Tightly coupled transactions require the RM to guarantee that resource deadlock will not occur between individual branches of an XA transaction. The way that this is implemented is at the discretion of the RM, but it can have the effect of limiting concurrent data access across all tightly coupled branches. (e.g. only one branch can be actively using DML at a time).

The XA standard allows for heuristic completion of one or more transaction branches within a distributed transaction. If a communication failure occurs, some RMs may employ heuristic decision making to decide whether a prepared transaction is committed or rolled back independently of the TM. For example this could be to unlock shared resources, however this may leave the data in an inconsistent state with regards to the rest of the distributed transaction, e.g. if an RM commits it’s
branch but all other branches are asked to rollback, then the result will be inconsistent across all RMs. Alternatively there may have been manual intervention (e.g. by a DBA or system administrator) to release locks, which again results in Heuristic completion of a distributed transaction. Note that if an RM that reports heuristic completion to the TM, the RM must not discard its knowledge of the transaction branch, this often means that although the outcome of the distributed transaction has been
resolved manually, references to the heuristic transaction may still remain within the RM until manually removed.

The XA standard also allows for both synchronous and asynchronous modes of working.

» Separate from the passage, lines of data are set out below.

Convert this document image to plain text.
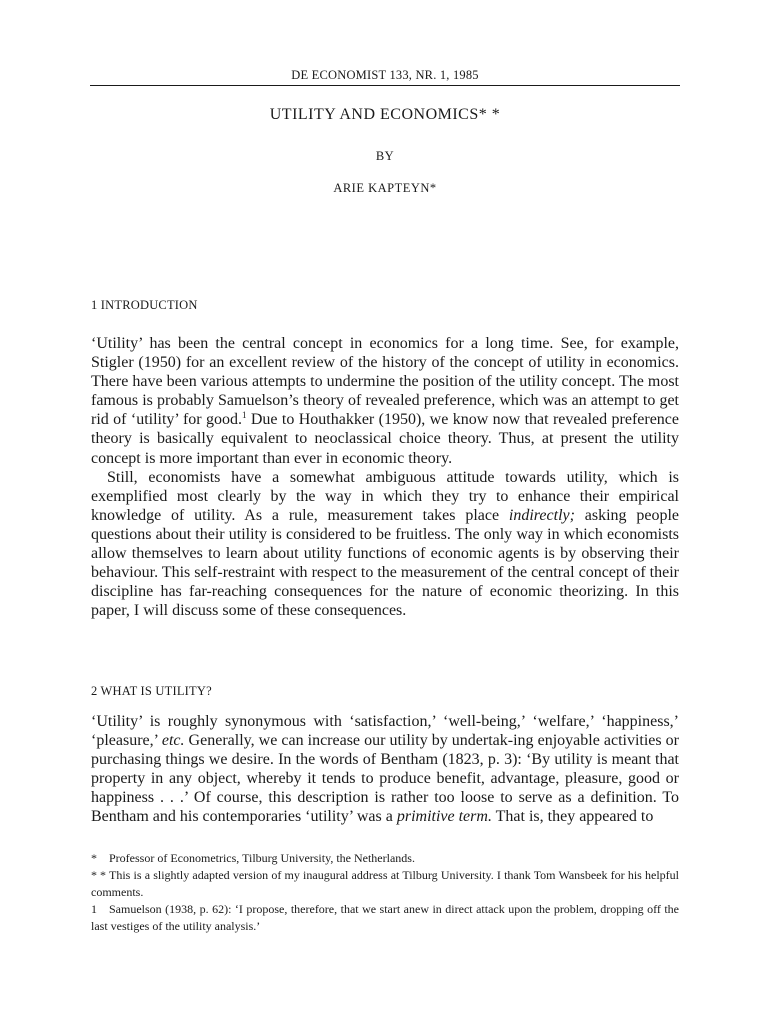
DE ECONOMIST 133, NR. 1, 1985
UTILITY AND ECONOMICS* *
BY
ARIE KAPTEYN*
1 INTRODUCTION

‘Utility’ has been the central concept in economics for a long time. See, for example, Stigler (1950) for an excellent review of the history of the concept of utility in economics. There have been various attempts to undermine the position of the utility concept. The most famous is probably Samuelson’s theory of revealed preference, which was an attempt to get rid of ‘utility’ for good.$^1$ Due to Houthakker (1950), we know now that revealed preference theory is basically equivalent to neoclassical choice theory. Thus, at present the utility concept is more important than ever in economic theory.

Still, economists have a somewhat ambiguous attitude towards utility, which is exemplified most clearly by the way in which they try to enhance their empirical knowledge of utility. As a rule, measurement takes place indirectly; asking people questions about their utility is considered to be fruitless. The only way in which economists allow themselves to learn about utility functions of economic agents is by observing their behaviour. This self-restraint with respect to the measurement of the central concept of their discipline has far-reaching consequences for the nature of economic theorizing. In this paper, I will discuss some of these consequences.

2 WHAT IS UTILITY?

‘Utility’ is roughly synonymous with ‘satisfaction,’ ‘well-being,’ ‘welfare,’ ‘happiness,’ ‘pleasure,’ etc. Generally, we can increase our utility by undertak-ing enjoyable activities or purchasing things we desire. In the words of Bentham (1823, p. 3): ‘By utility is meant that property in any object, whereby it tends to produce benefit, advantage, pleasure, good or happiness . . .’ Of course, this description is rather too loose to serve as a definition. To Bentham and his contemporaries ‘utility’ was a primitive term. That is, they appeared to

* Professor of Econometrics, Tilburg University, the Netherlands.

* * This is a slightly adapted version of my inaugural address at Tilburg University. I thank Tom Wansbeek for his helpful comments.

1 Samuelson (1938, p. 62): ‘I propose, therefore, that we start anew in direct attack upon the problem, dropping off the last vestiges of the utility analysis.’
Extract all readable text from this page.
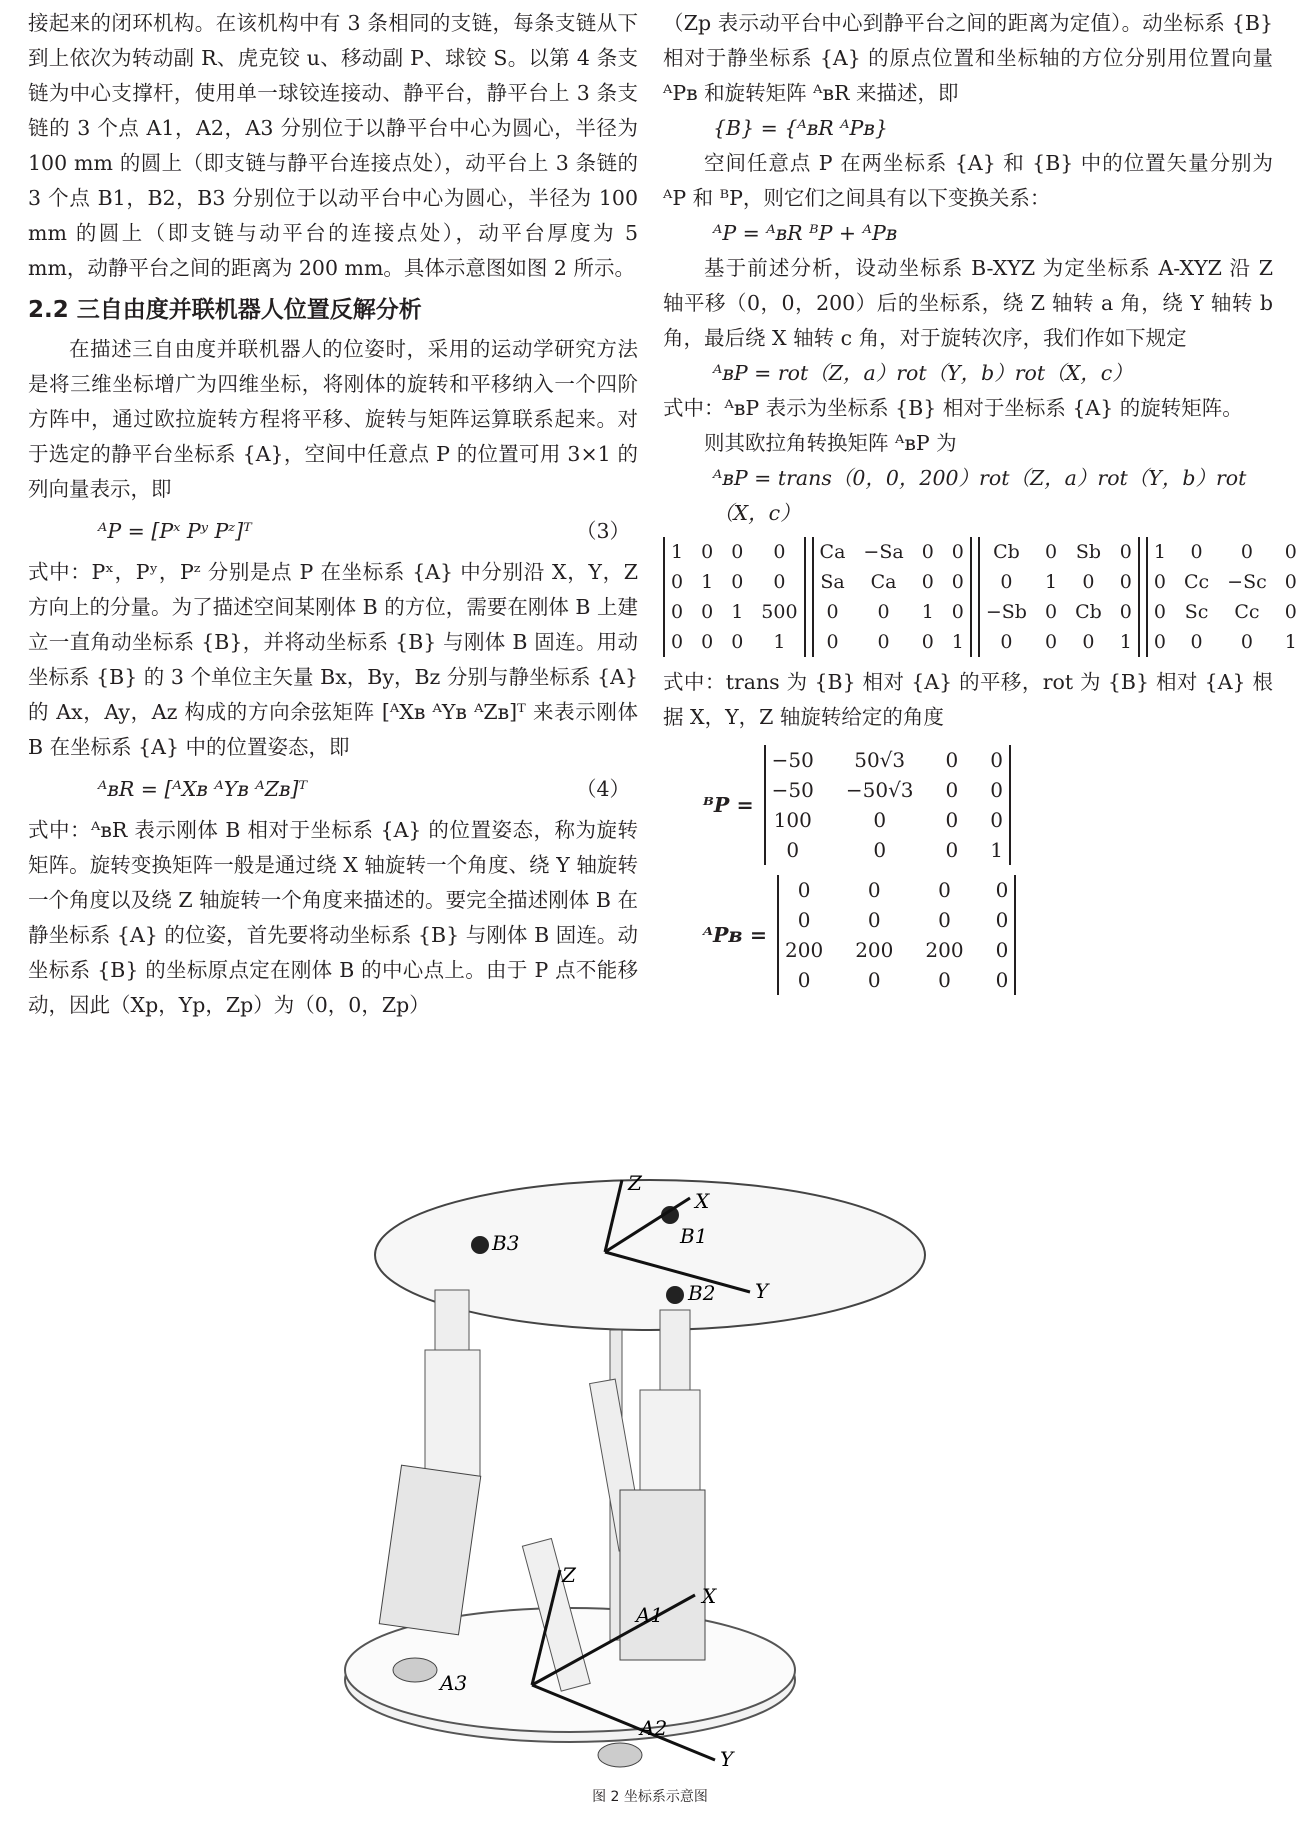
接起来的闭环机构。在该机构中有 3 条相同的支链，每条支链从下到上依次为转动副 R、虎克铰 u、移动副 P、球铰 S。以第 4 条支链为中心支撑杆，使用单一球铰连接动、静平台，静平台上 3 条支链的 3 个点 A1，A2，A3 分别位于以静平台中心为圆心，半径为 100 mm 的圆上（即支链与静平台连接点处），动平台上 3 条链的 3 个点 B1，B2，B3 分别位于以动平台中心为圆心，半径为 100 mm 的圆上（即支链与动平台的连接点处），动平台厚度为 5 mm，动静平台之间的距离为 200 mm。具体示意图如图 2 所示。

2.2 三自由度并联机器人位置反解分析

在描述三自由度并联机器人的位姿时，采用的运动学研究方法是将三维坐标增广为四维坐标，将刚体的旋转和平移纳入一个四阶方阵中，通过欧拉旋转方程将平移、旋转与矩阵运算联系起来。对于选定的静平台坐标系 {A}，空间中任意点 P 的位置可用 3×1 的列向量表示，即

ᴬP = [Pˣ Pʸ Pᶻ]ᵀ	（3）

式中：Pˣ，Pʸ，Pᶻ 分别是点 P 在坐标系 {A} 中分别沿 X，Y，Z 方向上的分量。为了描述空间某刚体 B 的方位，需要在刚体 B 上建立一直角动坐标系 {B}，并将动坐标系 {B} 与刚体 B 固连。用动坐标系 {B} 的 3 个单位主矢量 Bx，By，Bz 分别与静坐标系 {A} 的 Ax，Ay，Az 构成的方向余弦矩阵 [ᴬXʙ ᴬYʙ ᴬZʙ]ᵀ 来表示刚体 B 在坐标系 {A} 中的位置姿态，即

ᴬʙR = [ᴬXʙ ᴬYʙ ᴬZʙ]ᵀ	（4）

式中：ᴬʙR 表示刚体 B 相对于坐标系 {A} 的位置姿态，称为旋转矩阵。旋转变换矩阵一般是通过绕 X 轴旋转一个角度、绕 Y 轴旋转一个角度以及绕 Z 轴旋转一个角度来描述的。要完全描述刚体 B 在静坐标系 {A} 的位姿，首先要将动坐标系 {B} 与刚体 B 固连。动坐标系 {B} 的坐标原点定在刚体 B 的中心点上。由于 P 点不能移动，因此（Xp，Yp，Zp）为（0，0，Zp）

（Zp 表示动平台中心到静平台之间的距离为定值）。动坐标系 {B} 相对于静坐标系 {A} 的原点位置和坐标轴的方位分别用位置向量 ᴬPʙ 和旋转矩阵 ᴬʙR 来描述，即

{B} = {ᴬʙR ᴬPʙ}

空间任意点 P 在两坐标系 {A} 和 {B} 中的位置矢量分别为 ᴬP 和 ᴮP，则它们之间具有以下变换关系：

ᴬP = ᴬʙR ᴮP + ᴬPʙ

基于前述分析，设动坐标系 B-XYZ 为定坐标系 A-XYZ 沿 Z 轴平移（0，0，200）后的坐标系，绕 Z 轴转 a 角，绕 Y 轴转 b 角，最后绕 X 轴转 c 角，对于旋转次序，我们作如下规定

ᴬʙP = rot（Z，a）rot（Y，b）rot（X，c）

式中：ᴬʙP 表示为坐标系 {B} 相对于坐标系 {A} 的旋转矩阵。

则其欧拉角转换矩阵 ᴬʙP 为

ᴬʙP = trans（0，0，200）rot（Z，a）rot（Y，b）rot（X，c）
1 0 0	0
0 1 0	0
0 0 1 500
0 0 0	1
Ca −Sa 0 0
Sa	Ca	0 0
0	0	1 0
0	0	0 1
Cb	0 Sb 0
0	1	0	0
−Sb 0 Cb 0
0	0	0	1
1	0	0	0
0 Cc −Sc 0
0 Sc	Cc	0
0	0	0	1

式中：trans 为 {B} 相对 {A} 的平移，rot 为 {B} 相对 {A} 根据 X，Y，Z 轴旋转给定的角度

ᴮP =
−50	50√3	0 0
−50 −50√3 0 0
100	0	0 0
0	0	0 1
ᴬPʙ =
0	0	0	0
0	0	0	0
200 200 200 0
0	0	0	0
Z
X
Y
B1
B2
B3
Z
X
Y
A1
A2
A3
图 2 坐标系示意图
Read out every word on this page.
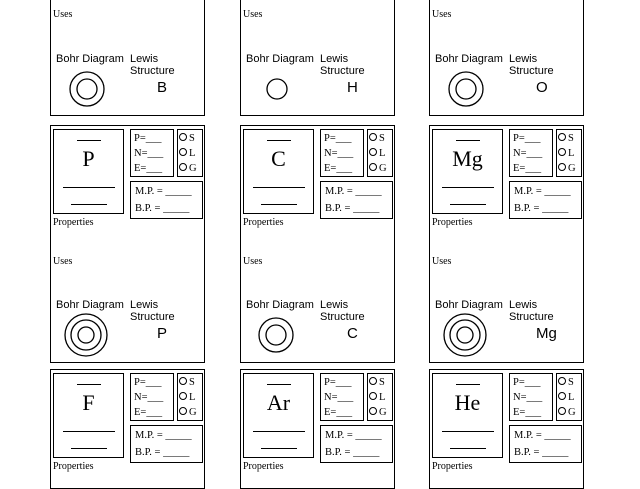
Uses
Bohr Diagram Lewis Structure
B
Uses
Bohr Diagram Lewis Structure
H
Uses
Bohr Diagram Lewis Structure
O
P
P=___
N=___
E=___
S
L
G
M.P. = _____
B.P. = _____
Properties
Uses
Bohr Diagram Lewis Structure
P
C
P=___
N=___
E=___
S
L
G
M.P. = _____
B.P. = _____
Properties
Uses
Bohr Diagram Lewis Structure
C
Mg
P=___
N=___
E=___
S
L
G
M.P. = _____
B.P. = _____
Properties
Uses
Bohr Diagram Lewis Structure
Mg
F
P=___
N=___
E=___
S
L
G
M.P. = _____
B.P. = _____
Properties
Ar
P=___
N=___
E=___
S
L
G
M.P. = _____
B.P. = _____
Properties
He
P=___
N=___
E=___
S
L
G
M.P. = _____
B.P. = _____
Properties
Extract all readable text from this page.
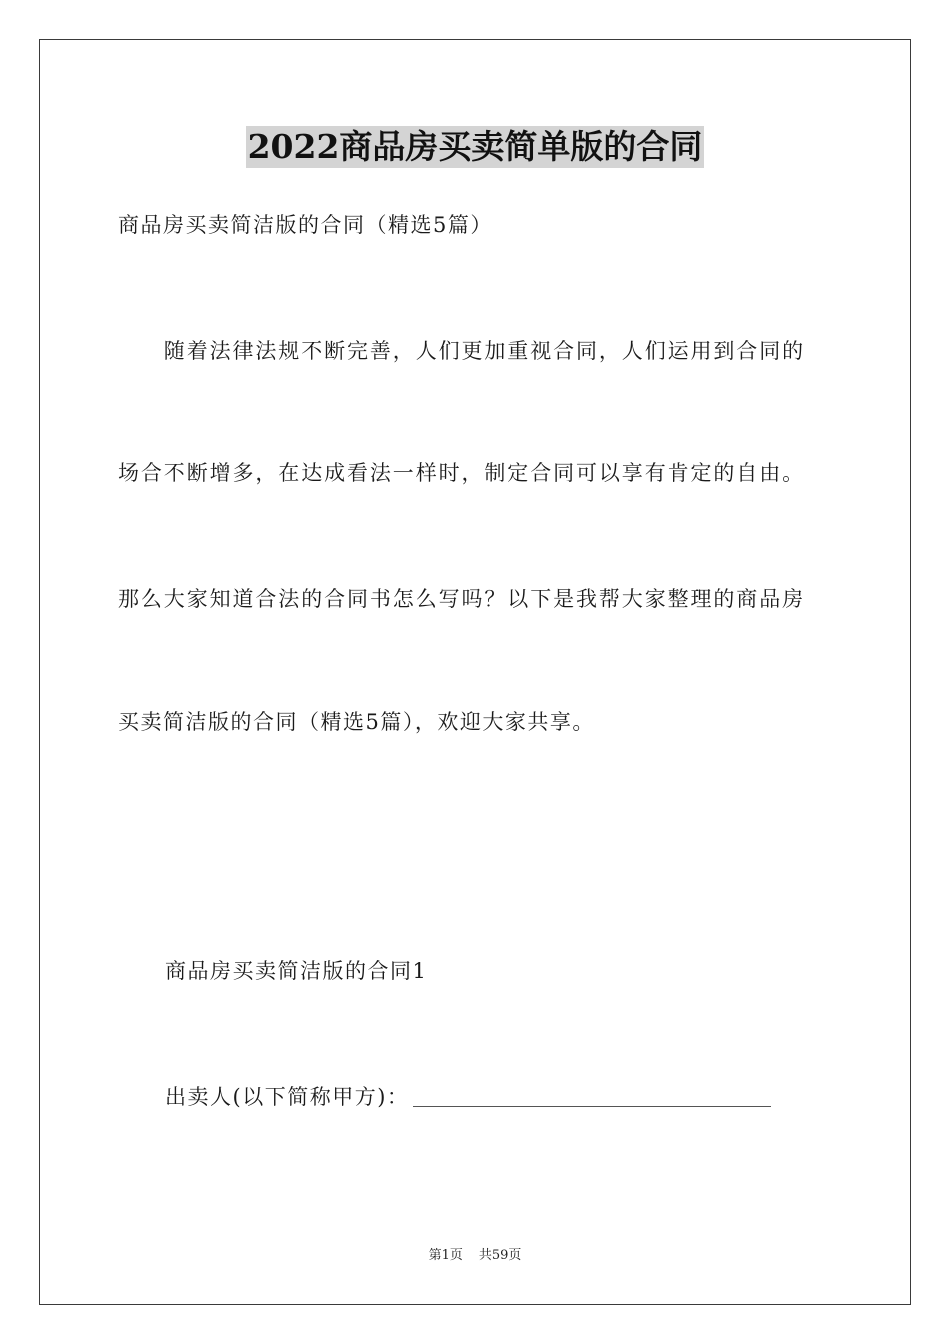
2022商品房买卖简单版的合同
商品房买卖简洁版的合同（精选5篇）
　　随着法律法规不断完善，人们更加重视合同，人们运用到合同的
场合不断增多，在达成看法一样时，制定合同可以享有肯定的自由。
那么大家知道合法的合同书怎么写吗？以下是我帮大家整理的商品房
买卖简洁版的合同（精选5篇），欢迎大家共享。
商品房买卖简洁版的合同1
出卖人(以下简称甲方)：
第1页 共59页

The asynchronous mode is optional and NOT supported by the Oracle database.

Unlike Oracle-controlled distributed transactions, the XA specification does not allow a 'point in time' marker to be agreed between participating databases (e.g. an equivalent to the SCN synchronization discussed in Oracle-controlled distributed transactions above). This means that if an incomplete recovery of one or more RMs is required, there is NO mechanism of bringing all RMs to the same transactionally consistent point in time. For incomplete recovery there are two options:

  • Design an application specific recovery mechanism to ensure transactional consistency across all RMs is maintained in the event of an incomplete recovery being performed;
  • A point in time recovery is performed to a point where there was little or no activity on the RMs (e.g. from a cold backup or recovery to a point where the application was quiesed). My Oracle Support Note 52776.1 Determining a Point In Time for Incomplete Recovery under XA, describes a mechanism for identifying when to perform incomplete recovery within Oracle.